The man was named locally as Bobby Moffat, understood to be a member of the Red Hand Commando (RHC) militant group.
"This was a cold-blooded, ruthless killing carried out on a 44 year old man in the community where he lived," said the PSNI detective.
"It is a chilling reminder of a violent past that everyone in the community hoped we had left behind," he added, while stressing: "At this stage, police do not believe the murder was sectarian."
The killing comes after a resurgence in violence in Northern Ireland over the last 18 months, including the murders of two British soldiers in March 2009.
Most recently, a viable car bomb device was left outside a polling station in Londonderry, Northern Ireland's second city on May 6, disrupting voting in British general elections.
Friday's shooting occurred near a loyalists mural in the middle of the Shankill Road, which runs from Belfast city centre towards the northwest of the capital.
North Belfast MP Nigel Dodds condemned the killing, saying: "Everyone will have been shocked and horrified by this incident where someone has been murdered in broad daylight.
"No-one has the right to take the life of another human being and we all want to ensure that Northern Ireland continues to move away from times when reports such as this were all too common."
A local resident who saw the shooting said: "I saw the bloke lying there. I think he was shot in the head or the face."
"I thought it was a car backfiring. I heard about four shots and saw the gunmen standing in the middle of the road wearing balaclavas and orange tops," he added.
In Northern Ireland, the Orange Order is a Protestant organisation known for staging parades. Media reports suggested the killing could have been carried out by renegade elements within the Ulster Volunteer Force (UVF).
Ulster Unionist Party member Bill Manwaring, who was on the scene shortly after the shooting, said the dead man suffered severe injuries to his face and hand.
"The injuries were horrific and young children were on the street when this happened," he said.
And he added: "We had 40 years of this area suffering from this kind of activity and there is no reason for this.

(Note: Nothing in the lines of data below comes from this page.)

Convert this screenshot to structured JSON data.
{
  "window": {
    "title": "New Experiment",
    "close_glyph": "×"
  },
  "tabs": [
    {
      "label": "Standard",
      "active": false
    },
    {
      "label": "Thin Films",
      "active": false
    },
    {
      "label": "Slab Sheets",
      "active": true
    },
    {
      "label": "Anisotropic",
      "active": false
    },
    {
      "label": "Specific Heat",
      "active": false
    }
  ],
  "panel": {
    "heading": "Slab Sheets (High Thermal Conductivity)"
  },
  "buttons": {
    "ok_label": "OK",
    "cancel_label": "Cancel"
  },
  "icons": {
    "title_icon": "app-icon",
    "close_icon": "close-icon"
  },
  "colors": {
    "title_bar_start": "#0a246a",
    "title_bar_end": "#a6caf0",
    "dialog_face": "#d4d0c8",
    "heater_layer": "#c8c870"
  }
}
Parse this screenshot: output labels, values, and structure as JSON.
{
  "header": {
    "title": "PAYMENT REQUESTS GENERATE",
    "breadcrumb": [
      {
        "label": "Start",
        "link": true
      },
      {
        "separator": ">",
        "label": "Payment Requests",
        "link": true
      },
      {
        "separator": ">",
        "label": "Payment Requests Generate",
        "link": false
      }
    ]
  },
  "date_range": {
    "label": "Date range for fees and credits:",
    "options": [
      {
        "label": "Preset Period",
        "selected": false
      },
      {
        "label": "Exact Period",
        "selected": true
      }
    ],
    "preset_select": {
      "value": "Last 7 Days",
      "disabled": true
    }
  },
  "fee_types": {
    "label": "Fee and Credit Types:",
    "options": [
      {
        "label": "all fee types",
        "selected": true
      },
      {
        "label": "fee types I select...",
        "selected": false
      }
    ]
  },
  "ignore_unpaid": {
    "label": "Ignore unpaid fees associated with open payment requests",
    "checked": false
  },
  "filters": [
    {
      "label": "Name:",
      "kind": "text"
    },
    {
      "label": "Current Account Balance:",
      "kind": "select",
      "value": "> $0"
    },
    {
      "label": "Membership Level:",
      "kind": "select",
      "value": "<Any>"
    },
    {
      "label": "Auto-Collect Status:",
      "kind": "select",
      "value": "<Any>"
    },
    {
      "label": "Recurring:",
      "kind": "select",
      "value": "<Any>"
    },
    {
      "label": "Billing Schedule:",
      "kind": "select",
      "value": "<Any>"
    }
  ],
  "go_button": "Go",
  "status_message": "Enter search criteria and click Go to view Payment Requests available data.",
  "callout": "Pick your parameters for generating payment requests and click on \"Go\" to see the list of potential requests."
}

It is unacceptable."
Earlier this week a paramilitary watchdog, the Independent Monitoring Commission (IMC), warned that dissident republican groups remain "highly active and dangerous" even if they command little support.
The IMC said mainstream organisations continue to follow the peaceful path set out by the 1998 Good Friday peace accords, which largely ended the three decades of so-called Troubles.
More than 3,500 people died in civil strife between Catholics who wanted the province to become part of the Republic of Ireland and Protestants who wanted to stay within the United Kingdom.